Cooking time: 20min preparation, 30min on the stove
For 6 servings
- 1 tbsp coriander seeds
- 1 tbsp fennel seeds
- 1 tbsp cumin seeds
- 2 tsp whole black pepper
- 1/2 tsp cardamom seeds
- a couple of curry leaves
- a thumb sized piece of ginger
- 2-3 small dried chillies
- 7 garlic cloves, chopped
- 20g butter
- 1 yellow onion, chopped
- 2 tbsp nigella seeds
- 1 can of chopped tomatoes (400g)
- 1 butternut squash, peeled and deseeded
- 1 can coconut milk (400g)
- salt to taste
- 1l water
- a handful of fresh coriander (to serve)
- turmeric garlic naans
- This soup’s main base is a blend of roasted spices. Heat a small pan and dry roast all spices until they release a strong smell, but are not burnt. Once done, grind them using a mortar and pestle.
- Melt the butter in a large pot and sauté the garlic, the spice blend, curry leaves, ginger and chilli, but make sure they won’t burn!

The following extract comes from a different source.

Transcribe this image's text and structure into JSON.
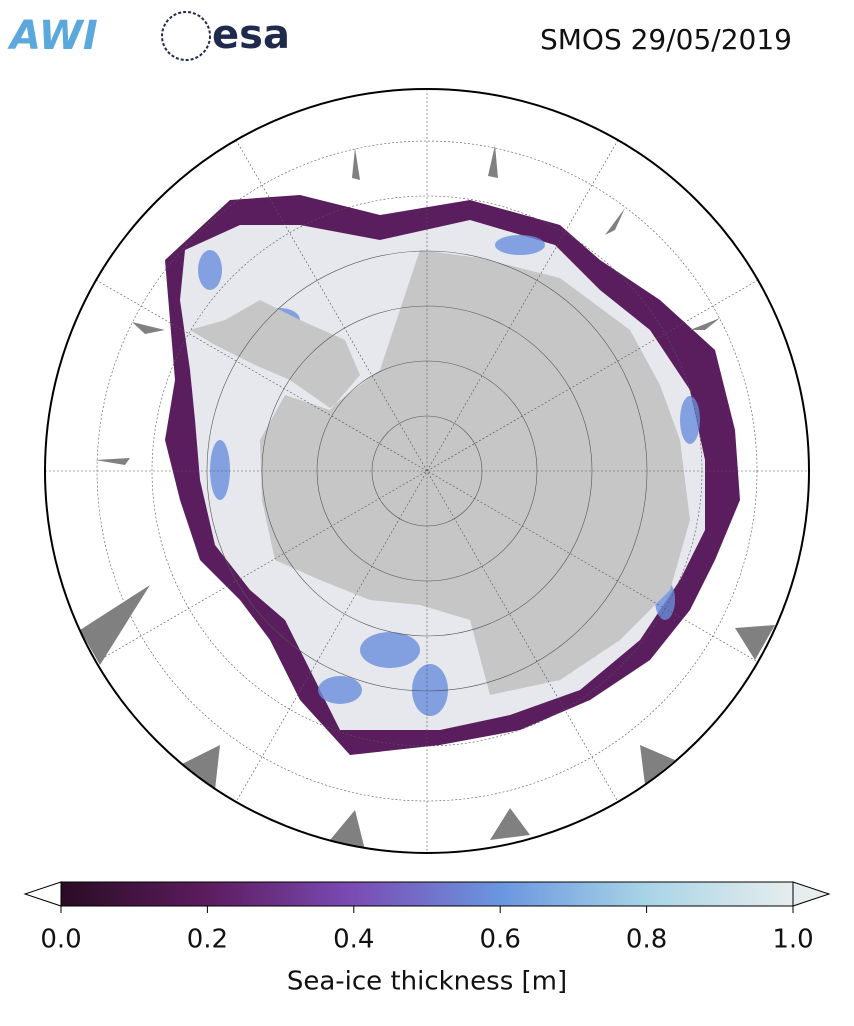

- Add the rest of the veggies: onion, chopped tomatoes and squash, the nigella seeds and the 1l of water.
- Boil for 30 minutes on medium heat, until the squash becomes soft.
- Use a blender or food processor to purée the soup. Mix the coconut milk in.
- Serve warm, with fresh coriander and these delicious turmeric naans.
Finally, I hope you enjoy this Indian style health-in-a-bowl butternut squash soup!